Fw: Re: Proverbs

Koontz John E John.Koontz at colorado.edu
Fri Dec 21 16:00:52 UTC 2001


> On Fri, 21 Dec 2001, Jimm G GoodTracks wrote:
> > admonitions along the same line ...

> > Dont play ball in the house (where there is a Sacred Bundle), because
> > ..... (some negative consequence).
> > Dont sing at the dinner table, or you will marry a crazy person.
> > Cover the mirrors in the house, during a thunder storm, to avoid
> > lightning being attracted to the house.
> > Dont whistle in the night, as it will attract spirits (thinking you want
> > something of them).

We might follow Jimm's implicit suggestion and call some of these things
and examples like them already cited "admonitions," especially if they are
presented as warnings in conditional form, have a formulaic content, but
no fixed wording (or are known only in translation), and lack a
metaphorical formulation or application.

The admonition concerning mirrors is probably post-Contact, but needn't be
especially recent in origin.  Were there mirrors pre-contact?  I wonder
about mica maybe being used in this way.  I know it was a pre-Contact
trade item, but not why!

> > I do recall what appears to me as possible proverbs.  Several that came to
> > mind are:

These definitely qualify as proverbs, to my mind.  The one about making
one's own bed is so close to a traditional English formulation that I'd
wonder if it might be a case of diffusion.  I don't recall any parallels
for the others, though the thoughts are fairly universal!

> > Wa'ng-e wahi'sje iyan' tun'sge (e?e) ihun' inu'ha tun' ke.
> > Wa'ng-e wahi'sje iyan' tun'sge ihun' inu'ha tun' ke.
> > If a man possesses a sister, he has a second mother
> >
> > Ayan' regra'?un ke; Gashun' uyan' ne.
> > You made your own bed, Now lie in it.
> > (You created your own predicament/ crisis, so take the consequences).
> >
> > Waye're?sun wori'giragesge nanke'rida uki'ruhda re.  Tan'dare wama'nyi je.
> > If someone tells you something, notice behind him.  From where does he walk?
> > (When one gives you advise, See if he follows it himself).  (Walk your talk).

This is metaphorically, though not necessarily intentionally obscurely
phrased, but doesn't seem to have a metaphorical application.  I'd
interpret it as meaning that one should consider the motives or
friendships of somebody who offers advice.
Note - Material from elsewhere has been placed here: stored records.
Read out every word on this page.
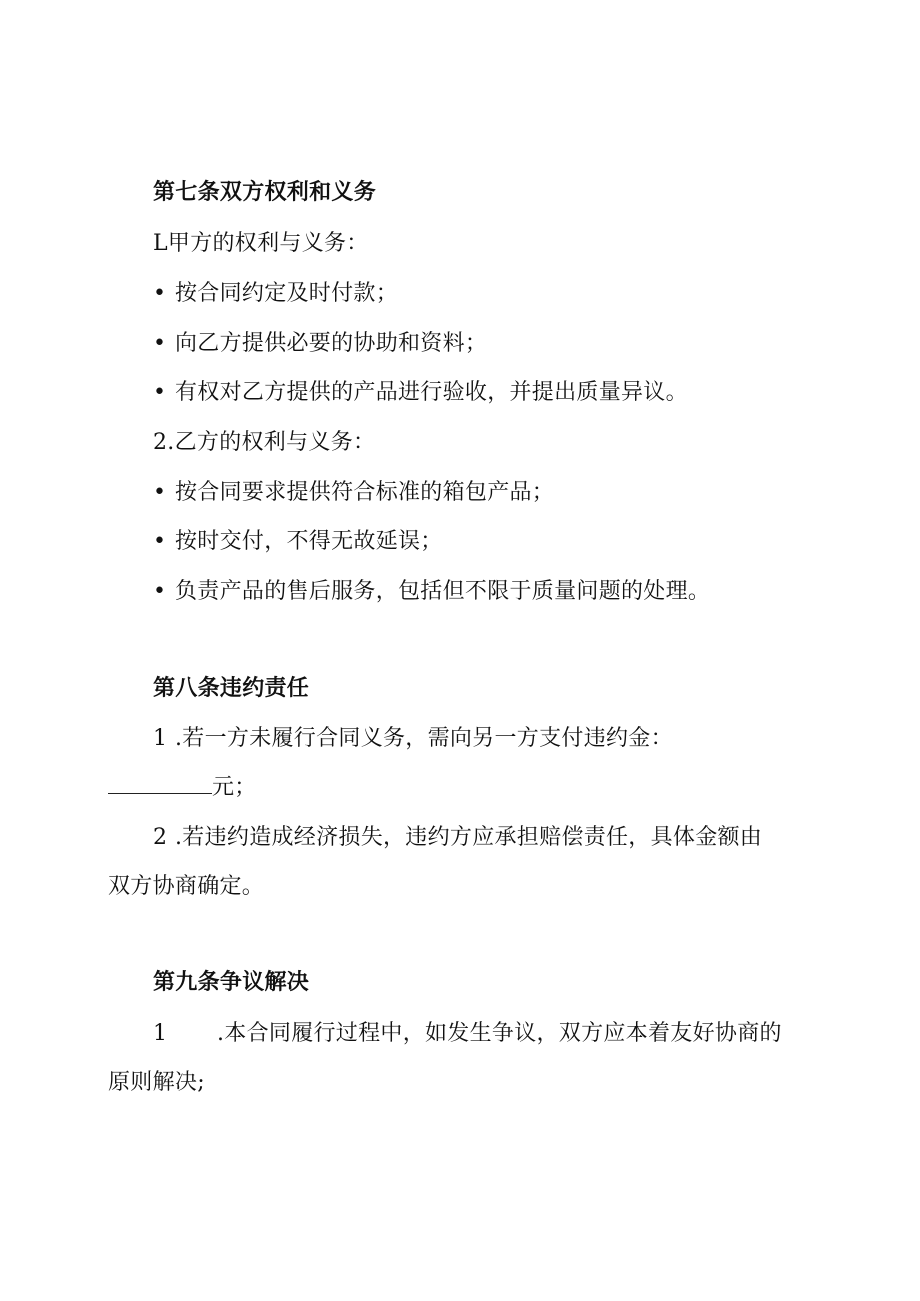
第七条双方权利和义务
L甲方的权利与义务：
• 按合同约定及时付款；
• 向乙方提供必要的协助和资料；
• 有权对乙方提供的产品进行验收，并提出质量异议。
2.乙方的权利与义务：
• 按合同要求提供符合标准的箱包产品；
• 按时交付，不得无故延误；
• 负责产品的售后服务，包括但不限于质量问题的处理。
第八条违约责任
1 .若一方未履行合同义务，需向另一方支付违约金：
元；
2 .若违约造成经济损失，违约方应承担赔偿责任，具体金额由
双方协商确定。
第九条争议解决
1 .本合同履行过程中，如发生争议，双方应本着友好协商的
原则解决;
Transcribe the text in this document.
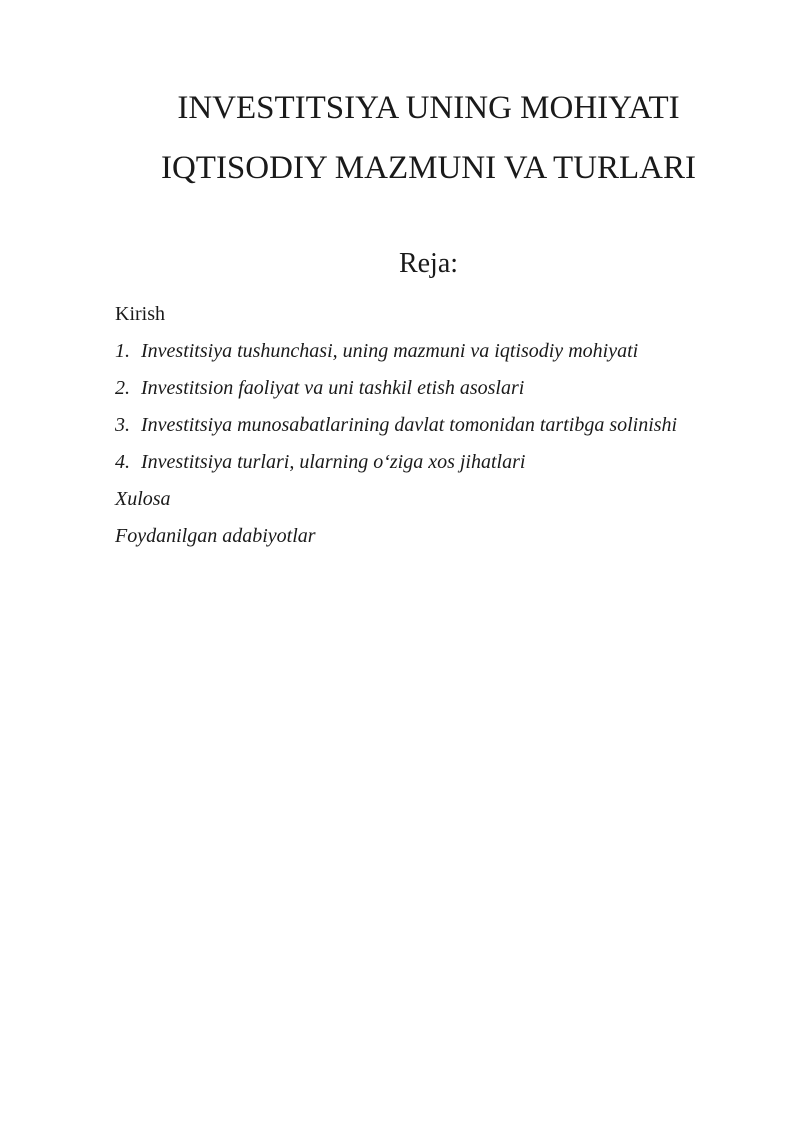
INVESTITSIYA UNING MOHIYATI
IQTISODIY MAZMUNI VA TURLARI
Reja:
Kirish
1. Investitsiya tushunchasi, uning mazmuni va iqtisodiy mohiyati
2. Investitsion faoliyat va uni tashkil etish asoslari
3. Investitsiya munosabatlarining davlat tomonidan tartibga solinishi
4. Investitsiya turlari, ularning o‘ziga xos jihatlari
Xulosa
Foydanilgan adabiyotlar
> > Also, noone has mentioned the Saying & Expressions from LaFlesche's Osage
> > Dictionary, pp. 399-403.  This volume dates the existance of what can be
> > considered proverbs, it seems.

I'd forgotten this set, but I recall seeing in some materials Carolyn
Quintero showed me a versions of these sayings that I took to be the
original.  As I recall they were presented there as a coherent monologue.
I think the monologue was of Christian missionary origin, but I'm not
certain I recall the provenance properly, and I don't know that this would
necessily mean that all of the sentiments were of European origin.
Certainly there are some clear New Testament parallels, cf., e.g., "No
sparrow falls ..."

I think that the material simply appealed to LaFlesche philosophically
when he encountered it, and,as it was in Osage, that he made use of it as
sample Osage sentences.  Proverbs, as everyone knows, are contagious.
This is what I meant by saying that the genre may be easier for a cultural
tradition to acquire than to lose.  There's a parallel with computer
viruses.  (But not with worms, which spread themselves actively.)  You
might also compare simple, memorable, catchy tunes that stick in your head
and go round and round all day - what a computer scientist friend of mine
called "song viruses."

In effect, proverbs and sayings and admonistions can be thought of as
self-perpetuating texts that survive in the environment of human memory,
propagated when some one trots one out, and someone else immediately
comits it to memory.  Like other parasites, some are coincidentally
useful, some are not.  I suppose some, uncritically applied, might
actually be dangerous, though I haven't any particular candidates in mind.
("Have another for the road!"?)  Having enough of the right kind
inhabiting your mental processes might be a survival trait, just like
having the right bacteria in your gut or mitochondria in all your cells.
I hope to God this isn't the only real function of intelligence!  Aiee!